München - Der Modeste-Poker erfährt eine neuerliche Wendung. Kölns Manager Schmadtke bestätigt Verhandlungen. Der Deal scheint fix zu sein. Darum geht Modeste jetzt doch.

von Johannes Fischer

Seit Wochen hält Anthony Modeste den 1. FC Köln in Atem. Er geht! Nein, er bleibt! Und jetzt? Geht er wohl doch!

Seit Donnerstagabend gibt es Berichte, wonach der chinesische Erstligist Tianjin Quanjian 35,7 Millionen Euro für den Stürmer bezahlen will. 

"Noch nichts unterschrieben"

Kölns Geschäftsführer Jörg Schmadtke bestätigte SPORT1: "Es ist noch nichts unterschrieben, aber es gibt Verhandlungen."

Heißt: Der Poker um den Torjäger, der sich jetzt schon seit Winter hinzieht, wird allem Anschein nach mit einem Transfer enden. SPORT1 erklärt, warum Modeste jetzt doch noch geht. 

Rückblick: Vor rund einer Woche stand der Deal noch kurz vor dem Scheitern.

30. Juni: Modeste treibt sich ohne Erlaubnis des Vereins in China herum und verärgert damit die FC-Führung. Auch Tianjin Quanjian verhält sich nicht nach den Vorstellungen der Kölner.

Die Folge: Schmadtke lässt die Verhandlungen platzen. Der Klub teilt mit, es habe "keine Einigung aller Parteien für einen möglichen Transfer erzielt" werden können.

Modeste betont Vereinstreue

Streitpunkt sollen Forderungen von Beratern gewesen sein. Und dass Tianjin die ausgehandelten Ablösesumme in Raten zahlen will. Dem FC-Geschäftsführer gefällt der Verhandlungsstil der Chinesen nicht. 

Schon zu einem früheren Zeitpunkt nimmt Schmadtke Kontakt zu Tianjin-Trainer Fabio Cannavaro auf, bittet ihn persönlich darum, "dass er mir die Leute vom Hals halten soll. Einmal nein heißt nein."

Die abgebrochenen Verhandlungen bringen Modeste, der bereits einen Medizincheck in China absolviert hat, in Rage.

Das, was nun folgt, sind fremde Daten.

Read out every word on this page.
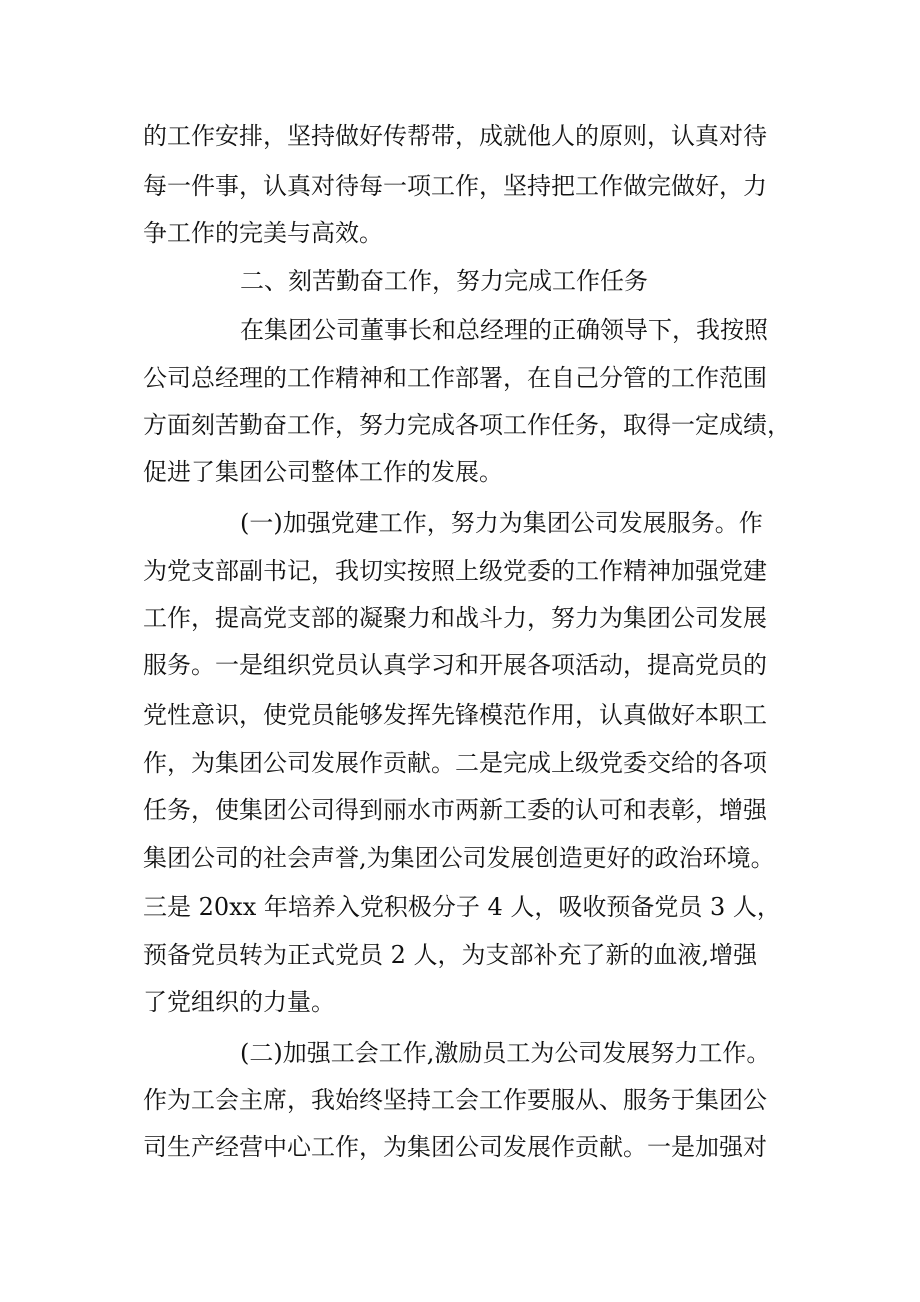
的工作安排，坚持做好传帮带，成就他人的原则，认真对待
每一件事，认真对待每一项工作，坚持把工作做完做好，力
争工作的完美与高效。
二、刻苦勤奋工作，努力完成工作任务
在集团公司董事长和总经理的正确领导下，我按照
公司总经理的工作精神和工作部署，在自己分管的工作范围
方面刻苦勤奋工作，努力完成各项工作任务，取得一定成绩，
促进了集团公司整体工作的发展。
(一)加强党建工作，努力为集团公司发展服务。作
为党支部副书记，我切实按照上级党委的工作精神加强党建
工作，提高党支部的凝聚力和战斗力，努力为集团公司发展
服务。一是组织党员认真学习和开展各项活动，提高党员的
党性意识，使党员能够发挥先锋模范作用，认真做好本职工
作，为集团公司发展作贡献。二是完成上级党委交给的各项
任务，使集团公司得到丽水市两新工委的认可和表彰，增强
集团公司的社会声誉,为集团公司发展创造更好的政治环境。
三是 20xx 年培养入党积极分子 4 人，吸收预备党员 3 人，
预备党员转为正式党员 2 人，为支部补充了新的血液,增强
了党组织的力量。
(二)加强工会工作,激励员工为公司发展努力工作。
作为工会主席，我始终坚持工会工作要服从、服务于集团公
司生产经营中心工作，为集团公司发展作贡献。一是加强对
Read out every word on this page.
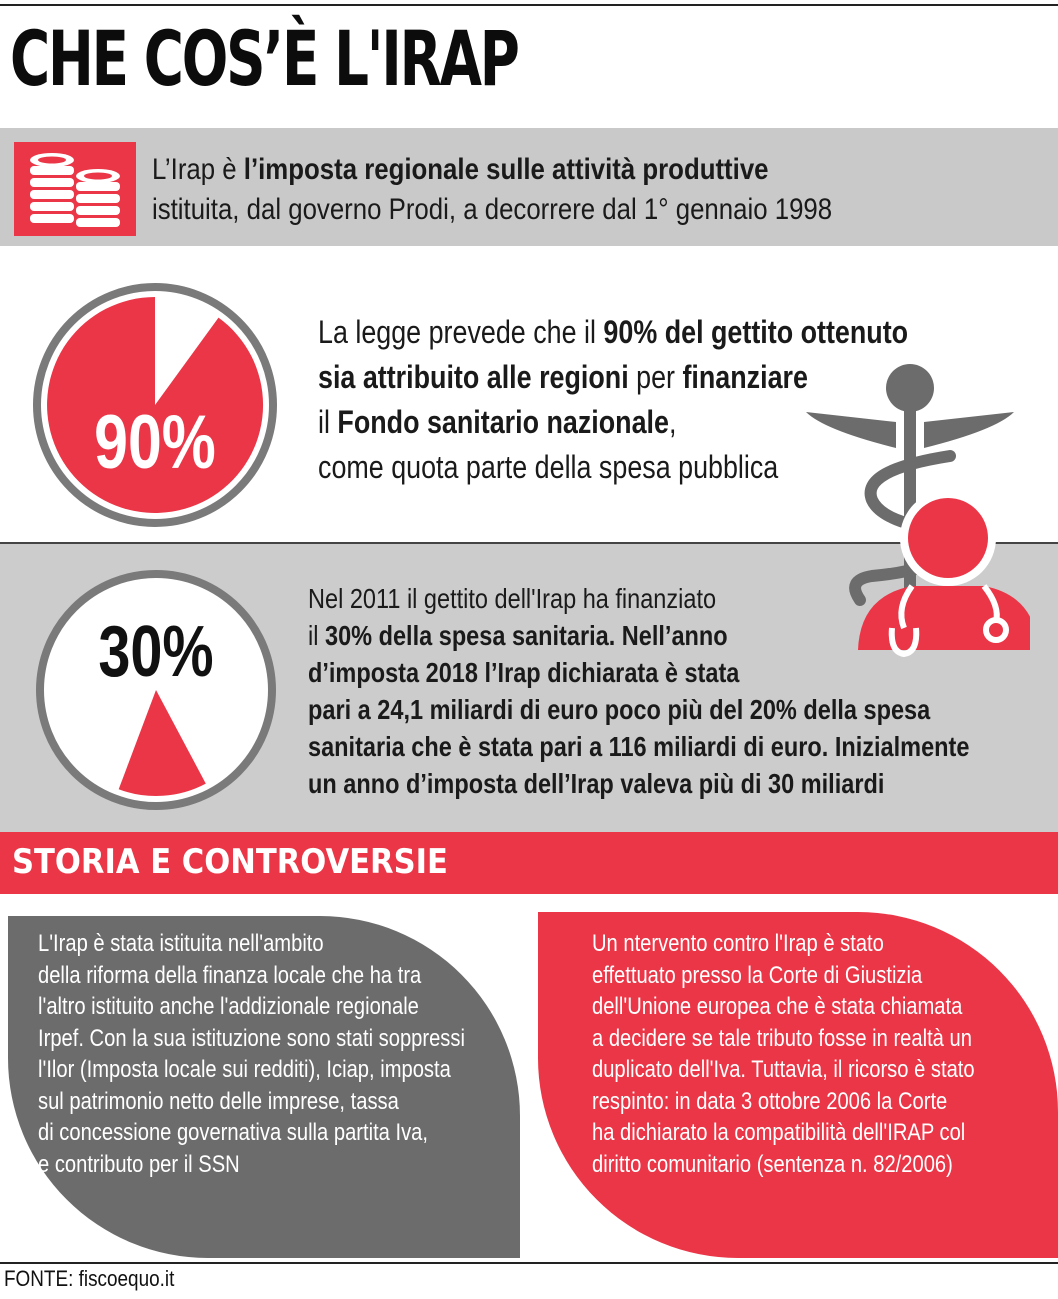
CHE COS’È L'IRAP
L’Irap è l’imposta regionale sulle attività produttive
istituita, dal governo Prodi, a decorrere dal 1° gennaio 1998
90%
La legge prevede che il 90% del gettito ottenuto
sia attribuito alle regioni per finanziare
il Fondo sanitario nazionale,
come quota parte della spesa pubblica
30%
Nel 2011 il gettito dell'Irap ha finanziato
il 30% della spesa sanitaria. Nell’anno
d’imposta 2018 l’Irap dichiarata è stata
pari a 24,1 miliardi di euro poco più del 20% della spesa
sanitaria che è stata pari a 116 miliardi di euro. Inizialmente
un anno d’imposta dell’Irap valeva più di 30 miliardi
STORIA E CONTROVERSIE
L'Irap è stata istituita nell'ambito
della riforma della finanza locale che ha tra
l'altro istituito anche l'addizionale regionale
Irpef. Con la sua istituzione sono stati soppressi
l'Ilor (Imposta locale sui redditi), Iciap, imposta
sul patrimonio netto delle imprese, tassa
di concessione governativa sulla partita Iva,
e contributo per il SSN
Un ntervento contro l'Irap è stato
effettuato presso la Corte di Giustizia
dell'Unione europea che è stata chiamata
a decidere se tale tributo fosse in realtà un
duplicato dell'Iva. Tuttavia, il ricorso è stato
respinto: in data 3 ottobre 2006 la Corte
ha dichiarato la compatibilità dell'IRAP col
diritto comunitario (sentenza n. 82/2006)
FONTE: fiscoequo.it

Er wirft dem Klub vor, ihn in Wirklichkeit loswerden zu wollen. "Hat irgendjemand gehört, dass ich gesagt habe, dass ich weg will? Niemals! Ich kann erhobenen Hauptes sagen, dass ich diesen Verein liebe", bekräftigt er in der Bild am Sonntag - und bringt damit seinen Vorgesetzten gegen sich auf. 

3. Juli: Schmadtke spricht bei SPORT1 über Modestes Reaktion: "Die Aussagen haben mich ein Stück weit überrascht. Es wurden Dinge gesagt, die nicht so ganz passen, so ist die Sache sicher nicht ganz rund."

Beim Trainingsauftakt am gleichen Tag lässt sich Modeste von den Fans feiern. Viele von denen haben auf einmal wieder Hoffnung, dass der 25-Tore-Mann doch bleibt.

Neue Wende der endgültige Durchbruch?

Aber die Chinesen - und auch Modeste - lassen nicht locker. Die angeblich gebotenen 35 Millionen Euro wären für den FC und Geschäftsführer Schmadtke der größte Deal der Vereinsgeschichte. Geld, das sich der Klub eigentlich nicht entgehen lassen kann. 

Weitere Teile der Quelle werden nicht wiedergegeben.